Les surcharges parfois opportunes
Les hausses de carburant nuisent sans aucun doute à de nombreuses compagnies aériennes. l’Association internationale du transport aérien (IATA) parle d’une hausse des coûts du pétrole de 40% pour ses membres. Mais il est impossible de juger quand les augmentations sont nécessaires et quand elles sont opportunistes.
«Les prix du carburant sont incroyablement élevés, mais certaines compagnies aériennes sont couvertes dans leurs achats de carburant, de sorte qu’elles réalisent de bonnes marges en ce moment parce qu’elles ont verrouillé un prix bas», explique Elise Weber, cofondatrice et directrice des ventes et du marketing de Skytra. «Étant donné que la demande est si élevée, ils peuvent facturer plus.»
Faire monter les prix en augmentant les surcharges plutôt que les tarifs de base est particulièrement dommageable pour les entreprises clientes, car les compagnies aériennes n’appliquent pas les remises négociées à la proportion présentée comme une surcharge. «Les clients disent que c’est injuste», indique Aurélie Duprez.
Le court terme n’aide pas
Selon Aurélie Duprez et Varinder Atwal, directeur principal de CWT pour la gestion des fournisseurs mondiaux, le prix moyen des billets augmente en raison de la reprise des voyages long-courriers après la pandémie. En conséquence, les voyages moyens sont plus longs et donc intrinsèquement plus chers.
Un autre facteur contributif, selon le gestionnaire de voyages anonyme, est que ses voyageurs n’ont pas encore abandonné l’habitude qu’ils ont prise pendant la pandémie de réserver beaucoup plus près du départ – généralement jusqu’à sept jours à l’avance, contre trois semaines en 2019. «Si vous réservez Londres-New York seulement une semaine à l’avance, le billet sera beaucoup plus cher.»

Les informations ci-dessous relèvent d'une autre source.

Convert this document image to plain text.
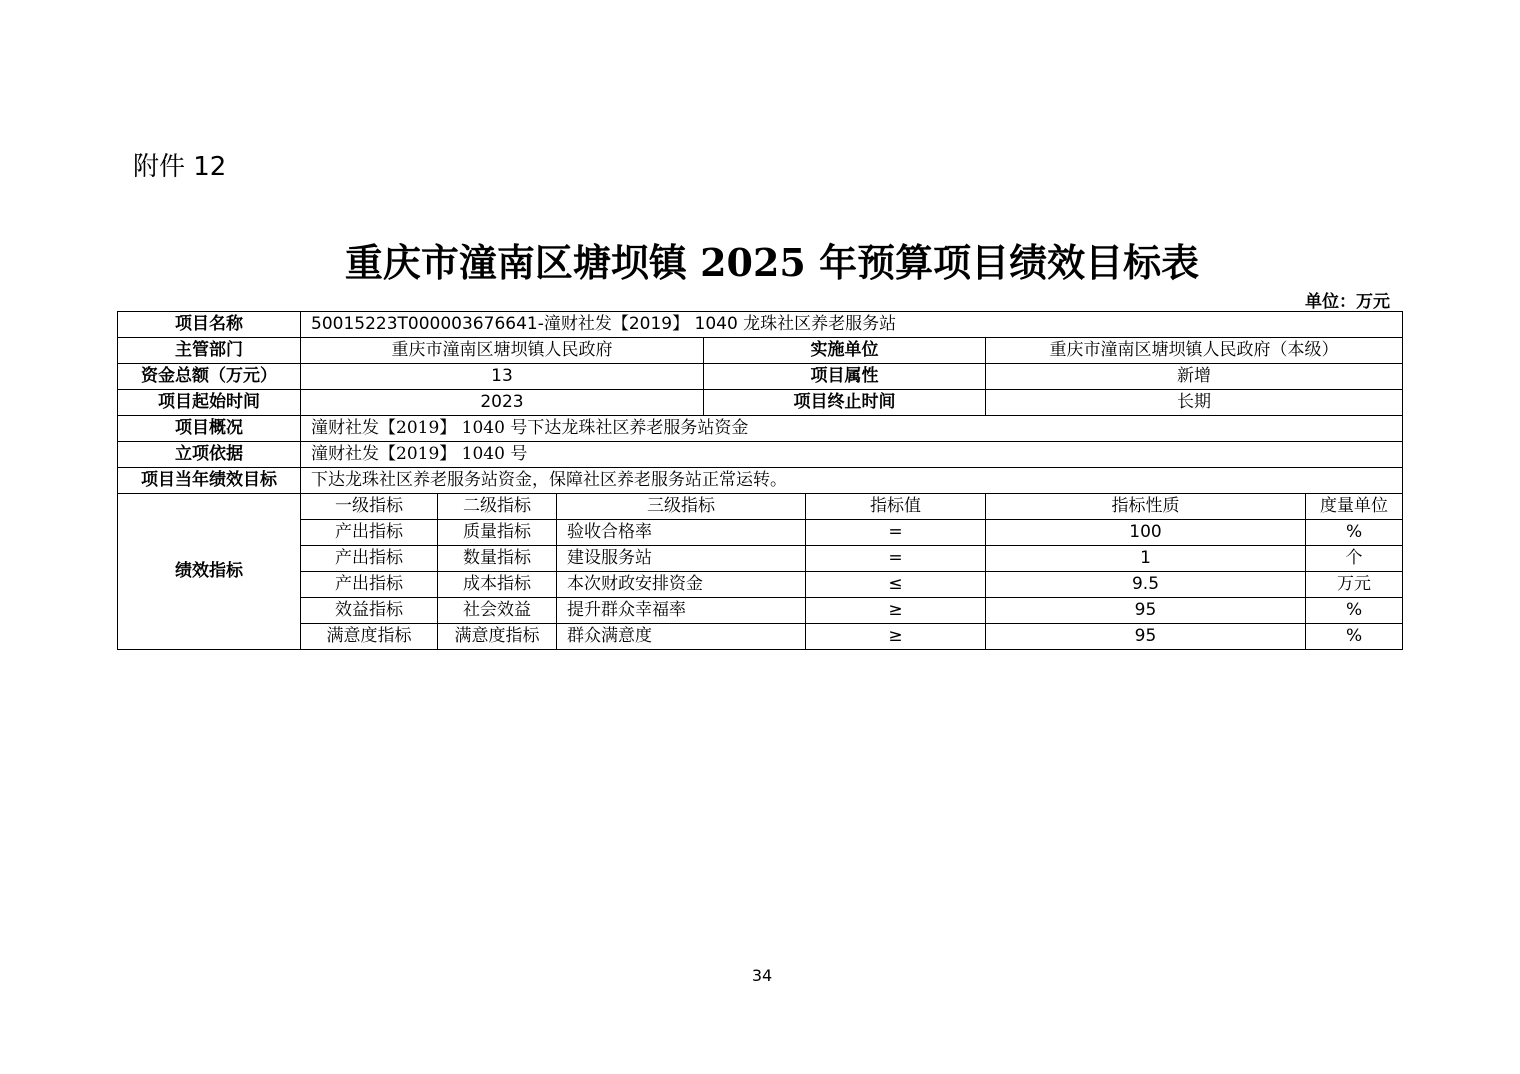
附件 12
重庆市潼南区塘坝镇 2025 年预算项目绩效目标表
单位：万元
项目名称	50015223T000003676641-潼财社发【2019】 1040 龙珠社区养老服务站						
主管部门	重庆市潼南区塘坝镇人民政府			实施单位		重庆市潼南区塘坝镇人民政府（本级）	
资金总额（万元）	13			项目属性		新增	
项目起始时间	2023			项目终止时间		长期	
项目概况	潼财社发【2019】 1040 号下达龙珠社区养老服务站资金						
立项依据	潼财社发【2019】 1040 号						
项目当年绩效目标	下达龙珠社区养老服务站资金，保障社区养老服务站正常运转。						
绩效指标	一级指标	二级指标	三级指标		指标值	指标性质	度量单位
	产出指标	质量指标	验收合格率		=	100	%
	产出指标	数量指标	建设服务站		=	1	个
	产出指标	成本指标	本次财政安排资金		≤	9.5	万元
	效益指标	社会效益	提升群众幸福率		≥	95	%
	满意度指标	满意度指标	群众满意度		≥	95	%
34
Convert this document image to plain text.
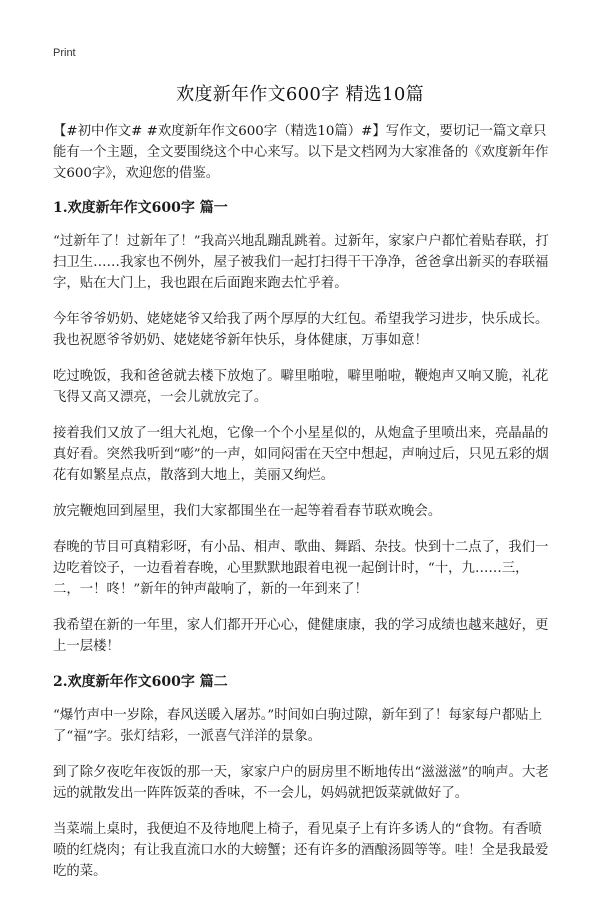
Print
欢度新年作文600字 精选10篇

【#初中作文# #欢度新年作文600字（精选10篇）#】写作文，要切记一篇文章只能有一个主题，全文要围绕这个中心来写。以下是文档网为大家准备的《欢度新年作文600字》，欢迎您的借鉴。

1.欢度新年作文600字 篇一

“过新年了！过新年了！”我高兴地乱蹦乱跳着。过新年，家家户户都忙着贴春联，打扫卫生……我家也不例外，屋子被我们一起打扫得干干净净，爸爸拿出新买的春联福字，贴在大门上，我也跟在后面跑来跑去忙乎着。

今年爷爷奶奶、姥姥姥爷又给我了两个厚厚的大红包。希望我学习进步，快乐成长。我也祝愿爷爷奶奶、姥姥姥爷新年快乐，身体健康，万事如意！

吃过晚饭，我和爸爸就去楼下放炮了。噼里啪啦，噼里啪啦，鞭炮声又响又脆，礼花飞得又高又漂亮，一会儿就放完了。

接着我们又放了一组大礼炮，它像一个个小星星似的，从炮盒子里喷出来，亮晶晶的真好看。突然我听到“嘭”的一声，如同闷雷在天空中想起，声响过后，只见五彩的烟花有如繁星点点，散落到大地上，美丽又绚烂。

放完鞭炮回到屋里，我们大家都围坐在一起等着看春节联欢晚会。

春晚的节目可真精彩呀，有小品、相声、歌曲、舞蹈、杂技。快到十二点了，我们一边吃着饺子，一边看着春晚，心里默默地跟着电视一起倒计时，“十，九……三，二，一！咚！”新年的钟声敲响了，新的一年到来了！

我希望在新的一年里，家人们都开开心心，健健康康，我的学习成绩也越来越好，更上一层楼！

2.欢度新年作文600字 篇二

“爆竹声中一岁除，春风送暖入屠苏。”时间如白驹过隙，新年到了！每家每户都贴上了“福”字。张灯结彩，一派喜气洋洋的景象。

到了除夕夜吃年夜饭的那一天，家家户户的厨房里不断地传出“滋滋滋”的响声。大老远的就散发出一阵阵饭菜的香味，不一会儿，妈妈就把饭菜就做好了。

当菜端上桌时，我便迫不及待地爬上椅子，看见桌子上有许多诱人的“食物。有香喷喷的红烧肉；有让我直流口水的大螃蟹；还有许多的酒酿汤圆等等。哇！全是我最爱吃的菜。
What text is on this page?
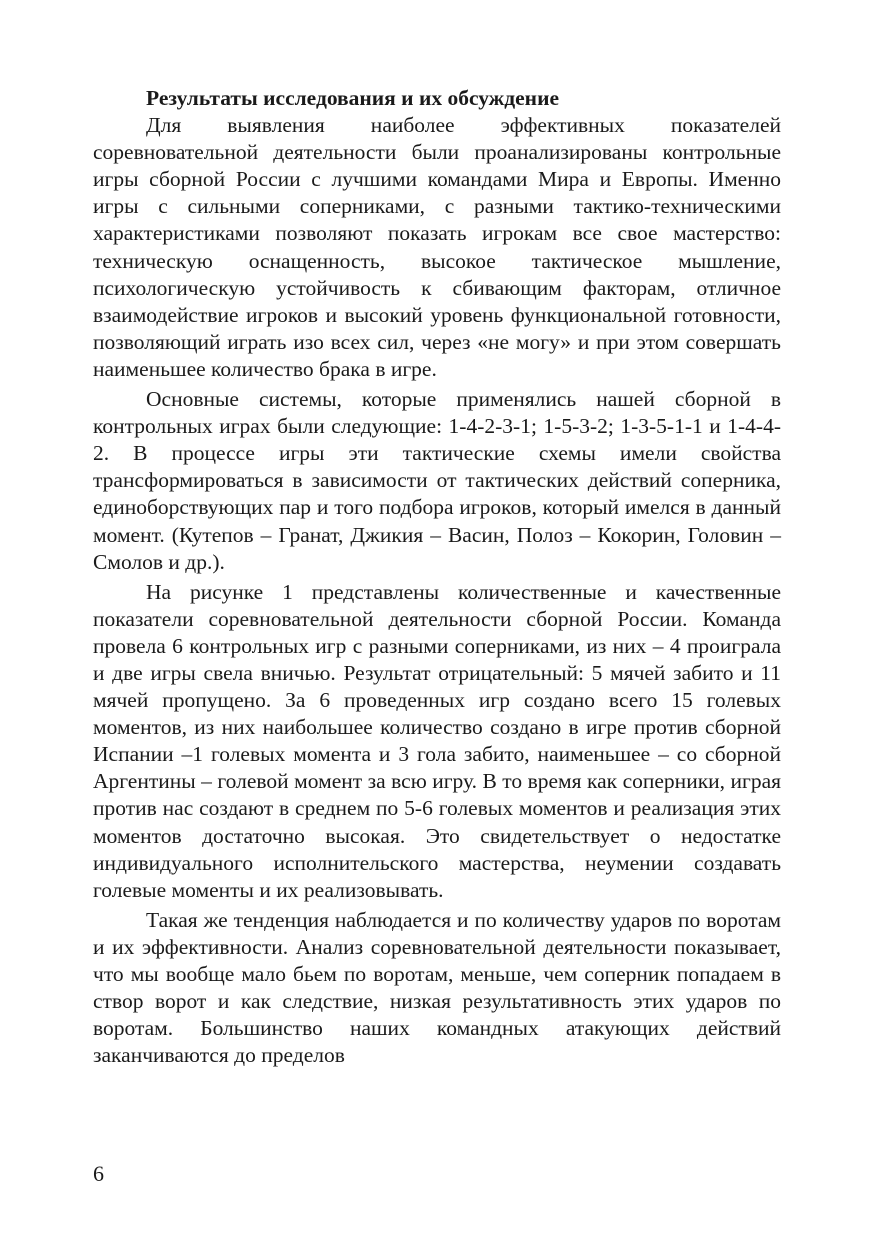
Результаты исследования и их обсуждение

Для выявления наиболее эффективных показателей соревновательной деятельности были проанализированы контрольные игры сборной России с лучшими командами Мира и Европы. Именно игры с сильными соперниками, с разными тактико-техническими характеристиками позволяют показать игрокам все свое мастерство: техническую оснащенность, высокое тактическое мышление, психологическую устойчивость к сбивающим факторам, отличное взаимодействие игроков и высокий уровень функциональной готовности, позволяющий играть изо всех сил, через «не могу» и при этом совершать наименьшее количество брака в игре.

Основные системы, которые применялись нашей сборной в контрольных играх были следующие: 1-4-2-3-1; 1-5-3-2; 1-3-5-1-1 и 1-4-4-2. В процессе игры эти тактические схемы имели свойства трансформироваться в зависимости от тактических действий соперника, единоборствующих пар и того подбора игроков, который имелся в данный момент. (Кутепов – Гранат, Джикия – Васин, Полоз – Кокорин, Головин – Смолов и др.).

На рисунке 1 представлены количественные и качественные показатели соревновательной деятельности сборной России. Команда провела 6 контрольных игр с разными соперниками, из них – 4 проиграла и две игры свела вничью. Результат отрицательный: 5 мячей забито и 11 мячей пропущено. За 6 проведенных игр создано всего 15 голевых моментов, из них наибольшее количество создано в игре против сборной Испании –1 голевых момента и 3 гола забито, наименьшее – со сборной Аргентины – голевой момент за всю игру. В то время как соперники, играя против нас создают в среднем по 5-6 голевых моментов и реализация этих моментов достаточно высокая. Это свидетельствует о недостатке индивидуального исполнительского мастерства, неумении создавать голевые моменты и их реализовывать.

Такая же тенденция наблюдается и по количеству ударов по воротам и их эффективности. Анализ соревновательной деятельности показывает, что мы вообще мало бьем по воротам, меньше, чем соперник попадаем в створ ворот и как следствие, низкая результативность этих ударов по воротам. Большинство наших командных атакующих действий заканчиваются до пределов

6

Un pouvoir d’achat en baisse
Ce gestionnaire de voyages particulier a également constaté que son pouvoir d’achat a diminué. Alors que la capacité des compagnies aériennes reste inférieure aux niveaux d’avant la pandémie, mais que la demande explose sur le marché des loisirs et dans certains secteurs d’entreprise, les entreprises qui n’ont pas retrouvé des volumes comparables à ceux de 2019 se retrouvent moins attractives lorsqu’elles arrivent à la table des négociations.
«Nos réservations sont en baisse de 75 à 80% par rapport à la période pré-pandémique», explique-t-il. «Nous avons vu dans certaines négociations que les compagnies aériennes réduisent leurs rabais. Elles appliquent des niveaux de remise qu’elles accordaient auparavant aux petites et moyennes entreprises.» Dans de tels cas, il estime probable probable qu’il n’y ait qu’une remise standard de 5%, d’autant que les compagnies aériennes ont moins de personnel de vente qu’avant la pandémie pour gérer les comptes d’entreprise comme le sien.
Un cas loin d’être isolé
Sa société n’est pas la seule. «Il est vrai que dans certains cas, même avec de très gros clients, les remises sont revues à la baisse», affirme Aurélie Duprez. «Les clients s’attendent à des augmentations de tarifs et ils s’attendent à des négociations difficiles cette année». Dans certains cas, ajoute-t-elle, les compagnies aériennes «offrent plutôt d’autres avantages en compensation, comme l’embarquement prioritaire ou l’accès aux salons.»
Les facteurs de l’offre et de la demande se combinent également d’une autre manière inhabituelle pour contrecarrer les économies. «Nous pouvons nous attendre à des hausses de tarifs de 20% sur certaines liaisons car les compagnies aériennes ont profité de l’occasion pour remodeler leurs réseaux. Elles ont arrêté un certain nombre de liaisons qui n’étaient pas rentables. Il y aura donc des liaisons où il n’y aura qu’une seule option directe et où les acheteurs n’auront aucun pouvoir de négociation», explique Aurélie Duprez.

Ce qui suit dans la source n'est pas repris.